# Invariant subspaces of a linear transformation with distinct eigenvalues

This is a more general problem than the one in this post. More precisely, assume that $T$ is a linear transformation of a vector space $V$ of dimension $n$ and that $T$ has $n$ distinct eigenvalues. How many invariant subspaces of T?

Here is my try: It is clear that if $v_1,\dots, v_n$ are eigenvectors corresponding to $n$ distinct eigenvalues of $T$, then these vectors form a basis of $V$ and any subset of this basis generates an invariant subspace of $f$.

Now I want to show that any invariant subspace of $f$ should be realised by that way.
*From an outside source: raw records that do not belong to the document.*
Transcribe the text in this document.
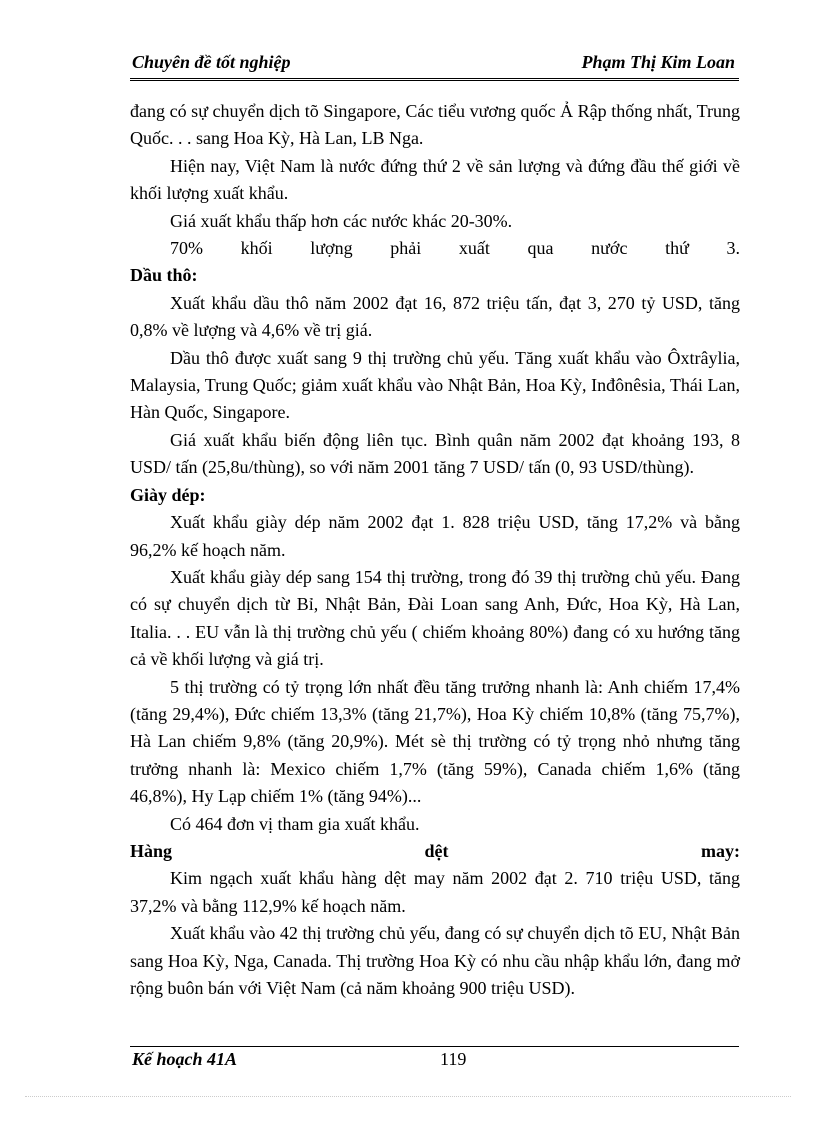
Chuyên đề tốt nghiệp	Phạm Thị Kim Loan

đang có sự chuyển dịch tõ Singapore, Các tiểu vương quốc Ả Rập thống nhất, Trung Quốc. . . sang Hoa Kỳ, Hà Lan, LB Nga.

Hiện nay, Việt Nam là nước đứng thứ 2 về sản lượng và đứng đầu thế giới về khối lượng xuất khẩu.

Giá xuất khẩu thấp hơn các nước khác 20-30%.

70% khối lượng phải xuất qua nước thứ 3.

Dầu thô:

Xuất khẩu dầu thô năm 2002 đạt 16, 872 triệu tấn, đạt 3, 270 tỷ USD, tăng 0,8% về lượng và 4,6% về trị giá.

Dầu thô được xuất sang 9 thị trường chủ yếu. Tăng xuất khẩu vào Ôxtrâylia, Malaysia, Trung Quốc; giảm xuất khẩu vào Nhật Bản, Hoa Kỳ, Inđônêsia, Thái Lan, Hàn Quốc, Singapore.

Giá xuất khẩu biến động liên tục. Bình quân năm 2002 đạt khoảng 193, 8 USD/ tấn (25,8u/thùng), so với năm 2001 tăng 7 USD/ tấn (0, 93 USD/thùng).

Giày dép:

Xuất khẩu giày dép năm 2002 đạt 1. 828 triệu USD, tăng 17,2% và bằng 96,2% kế hoạch năm.

Xuất khẩu giày dép sang 154 thị trường, trong đó 39 thị trường chủ yếu. Đang có sự chuyển dịch từ Bỉ, Nhật Bản, Đài Loan sang Anh, Đức, Hoa Kỳ, Hà Lan, Italia. . . EU vẫn là thị trường chủ yếu ( chiếm khoảng 80%) đang có xu hướng tăng cả về khối lượng và giá trị.

5 thị trường có tỷ trọng lớn nhất đều tăng trưởng nhanh là: Anh chiếm 17,4% (tăng 29,4%), Đức chiếm 13,3% (tăng 21,7%), Hoa Kỳ chiếm 10,8% (tăng 75,7%), Hà Lan chiếm 9,8% (tăng 20,9%). Mét sè thị trường có tỷ trọng nhỏ nhưng tăng trưởng nhanh là: Mexico chiếm 1,7% (tăng 59%), Canada chiếm 1,6% (tăng 46,8%), Hy Lạp chiếm 1% (tăng 94%)...

Có 464 đơn vị tham gia xuất khẩu.

Hàng dệt may:

Kim ngạch xuất khẩu hàng dệt may năm 2002 đạt 2. 710 triệu USD, tăng 37,2% và bằng 112,9% kế hoạch năm.

Xuất khẩu vào 42 thị trường chủ yếu, đang có sự chuyển dịch tõ EU, Nhật Bản sang Hoa Kỳ, Nga, Canada. Thị trường Hoa Kỳ có nhu cầu nhập khẩu lớn, đang mở rộng buôn bán với Việt Nam (cả năm khoảng 900 triệu USD).

Kế hoạch 41A	119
Suppose that $W$ is such a subspace of dimension $k$. If $k>\frac{n}{2}$ then by the dimension formula, $W$ has nontrivial intersection with one of spaces generated by $k$ vectors among $v_i$, and then using the proposition stated in the link above, we are done.

However I do not have any idea in the case $k\leq \frac{n}{2}$. (The case $k=1$ is easy, but for $k>1$ it seems to be complicated.)

Can anyone help me? Thanks a lot!

If $W$ is an invariant subspace of $T$ then $T$ induces a transformation $T/W$ of $V/W$, and its restriction $T|_W$ to $W$ is a transformation of $W$.
By extending a basis for $W$ to a base of $V$, one then finds that the characteristic polynomial $\chi_T$ factors as $\chi_{T|_W} \chi_{T/W}$
Now, if $T$ has $n$ distinct eigenvalues this means that $\chi_T$ has $n$ distinct roots. Since $\chi_{T|_W}$ is a factor of degree $k$, it also has $k$ distinct roots, so there is a basis of $W$ made of eigenvectors of $T|_W$. Since eigenvectors of $T|_W$ are also eigenvectors of $T$, $W$ has a basis made of eigenvectors of $T$.
I don't think the problem is more general than the post you pointed to. If $T$ has $n$ distinct eigenvalues, then there is an eigenbasis for $V$, say $v_1, \ldots, v_n$. If $W$ is a $T$-invariant subspace, consider the maximal set $v_1, \ldots, v_k$ of these vectors that are in $W$. If these do not span $W$, look at any $w = a_1v_1 + \ldots + a_n v_n$ in $W$ that is not spanned by $v_1, \ldots v_k$. Replace $v_1, \ldots, v_n$ with $a_1 v_1, \ldots, a_nv_n$ and proceed the same way as in the answer to that post.